It is apparent that as time progresses marriage is on the demise.

The decline of marriage is having a negative effect on children. Those children, who are born into single parent families often get into drugs, perform poorly in school, suffer from abuse and have emotional problems. The big question becomes why. According to James Q. Wilson there are two possible explanations, money and culture.

The welfare systems of today support unmarried mothers. It allows them to receive housing, food and clothing without having to work. Simply put it makes it much easier to live without a husband or father. Women may actually prefer to live with babies and not with husbands. There was a study done which proved that because of welfare it is twelve percent more likely for a woman to have a baby out of wedlock before the age of 22!AFDC began in 1935, in the 60’s most women on welfare was widows or separated from their husband.

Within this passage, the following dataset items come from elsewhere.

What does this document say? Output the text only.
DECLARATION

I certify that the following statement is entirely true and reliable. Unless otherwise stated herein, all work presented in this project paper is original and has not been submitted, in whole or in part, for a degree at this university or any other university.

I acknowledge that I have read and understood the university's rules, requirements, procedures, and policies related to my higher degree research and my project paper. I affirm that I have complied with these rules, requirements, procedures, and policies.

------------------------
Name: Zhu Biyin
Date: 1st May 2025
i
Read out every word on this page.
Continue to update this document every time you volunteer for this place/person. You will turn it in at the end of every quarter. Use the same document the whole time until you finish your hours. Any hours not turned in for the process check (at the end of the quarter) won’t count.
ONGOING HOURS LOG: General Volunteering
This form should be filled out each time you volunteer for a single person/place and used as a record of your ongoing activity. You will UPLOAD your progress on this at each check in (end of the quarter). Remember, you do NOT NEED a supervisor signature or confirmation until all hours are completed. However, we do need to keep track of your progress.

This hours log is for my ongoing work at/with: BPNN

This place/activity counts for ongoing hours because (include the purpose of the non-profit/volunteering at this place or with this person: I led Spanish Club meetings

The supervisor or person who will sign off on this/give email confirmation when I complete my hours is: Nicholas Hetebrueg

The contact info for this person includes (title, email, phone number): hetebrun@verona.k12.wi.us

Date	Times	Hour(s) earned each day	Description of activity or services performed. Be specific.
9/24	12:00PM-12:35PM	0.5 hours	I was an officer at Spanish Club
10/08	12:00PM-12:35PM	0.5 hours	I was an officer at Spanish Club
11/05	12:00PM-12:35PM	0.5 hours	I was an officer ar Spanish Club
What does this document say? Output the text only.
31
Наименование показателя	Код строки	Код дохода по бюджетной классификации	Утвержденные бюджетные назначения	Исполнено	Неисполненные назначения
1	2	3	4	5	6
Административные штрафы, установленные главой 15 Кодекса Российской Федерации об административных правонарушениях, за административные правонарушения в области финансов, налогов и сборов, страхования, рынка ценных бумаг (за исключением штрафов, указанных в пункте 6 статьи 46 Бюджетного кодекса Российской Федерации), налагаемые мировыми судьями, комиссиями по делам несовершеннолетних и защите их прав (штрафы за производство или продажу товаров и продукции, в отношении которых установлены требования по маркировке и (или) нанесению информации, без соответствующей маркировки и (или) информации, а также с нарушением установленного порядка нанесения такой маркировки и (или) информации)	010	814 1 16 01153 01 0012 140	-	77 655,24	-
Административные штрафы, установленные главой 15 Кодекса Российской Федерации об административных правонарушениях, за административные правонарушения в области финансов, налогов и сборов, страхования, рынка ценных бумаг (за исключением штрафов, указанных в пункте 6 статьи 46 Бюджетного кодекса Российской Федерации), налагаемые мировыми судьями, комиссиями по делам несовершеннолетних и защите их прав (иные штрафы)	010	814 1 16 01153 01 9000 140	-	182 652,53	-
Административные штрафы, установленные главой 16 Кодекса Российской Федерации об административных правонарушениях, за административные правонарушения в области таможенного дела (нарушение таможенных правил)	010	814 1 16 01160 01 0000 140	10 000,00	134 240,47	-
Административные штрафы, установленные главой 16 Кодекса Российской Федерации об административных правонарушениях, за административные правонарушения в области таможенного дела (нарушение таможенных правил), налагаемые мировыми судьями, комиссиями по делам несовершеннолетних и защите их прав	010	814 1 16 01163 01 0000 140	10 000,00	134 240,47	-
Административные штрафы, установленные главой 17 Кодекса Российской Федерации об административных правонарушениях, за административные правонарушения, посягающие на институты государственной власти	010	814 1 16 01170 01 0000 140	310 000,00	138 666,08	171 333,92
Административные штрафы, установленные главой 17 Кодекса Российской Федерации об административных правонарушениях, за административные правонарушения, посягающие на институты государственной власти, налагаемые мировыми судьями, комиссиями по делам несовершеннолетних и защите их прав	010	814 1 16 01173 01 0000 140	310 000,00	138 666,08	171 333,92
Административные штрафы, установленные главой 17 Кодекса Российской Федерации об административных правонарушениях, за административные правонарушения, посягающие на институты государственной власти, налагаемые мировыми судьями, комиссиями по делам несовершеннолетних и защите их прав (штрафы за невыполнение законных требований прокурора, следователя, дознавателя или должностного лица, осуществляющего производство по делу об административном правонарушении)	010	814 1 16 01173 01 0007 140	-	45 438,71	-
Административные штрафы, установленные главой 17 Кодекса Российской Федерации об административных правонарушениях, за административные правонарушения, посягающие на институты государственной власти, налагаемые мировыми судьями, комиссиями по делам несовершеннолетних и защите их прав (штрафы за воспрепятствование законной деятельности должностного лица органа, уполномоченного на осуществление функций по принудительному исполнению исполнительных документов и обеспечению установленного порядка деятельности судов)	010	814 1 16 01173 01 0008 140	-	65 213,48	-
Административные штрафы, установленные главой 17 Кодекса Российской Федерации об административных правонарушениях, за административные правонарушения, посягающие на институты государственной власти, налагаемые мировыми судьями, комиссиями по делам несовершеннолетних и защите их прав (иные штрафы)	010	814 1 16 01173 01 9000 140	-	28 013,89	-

Today this is not the case, two-thirds of children on welfare have an unmarried mom and only a very small percentage of them are children of widows. Money does not explain this dramatic change, culture does. Wilson says, “The Enlightenment made human reason the measure of all things, throwing off ancient rules is they fell short…what tradition once required was to be set aside in the name of scientific knowledge and personal self-discovery”. Although the Enlightenment has given us many wonderful freedoms it has had some negative affects as well.

There was a time when people were looked down upon for getting a divorce or being on welfare. Today this is no longer the case. It is easier to get out of a divorce today than it is to get out of a mortgage. Even the Supreme Courts view of marriage has changed. In the past the Supreme Court referred to marriage as a “sacred obligation”.

By 1965 it became nothing more than, “an association of two individuals”. Unfortunately there is not much we can do to change this. None of us want to give up all of the freedoms we have gained. Wilson puts it best when he says, “the right and best way for a culture to restore itself is for it to be rebuilt, not from the top down by government policies, but from the bottom up by personal decisions”.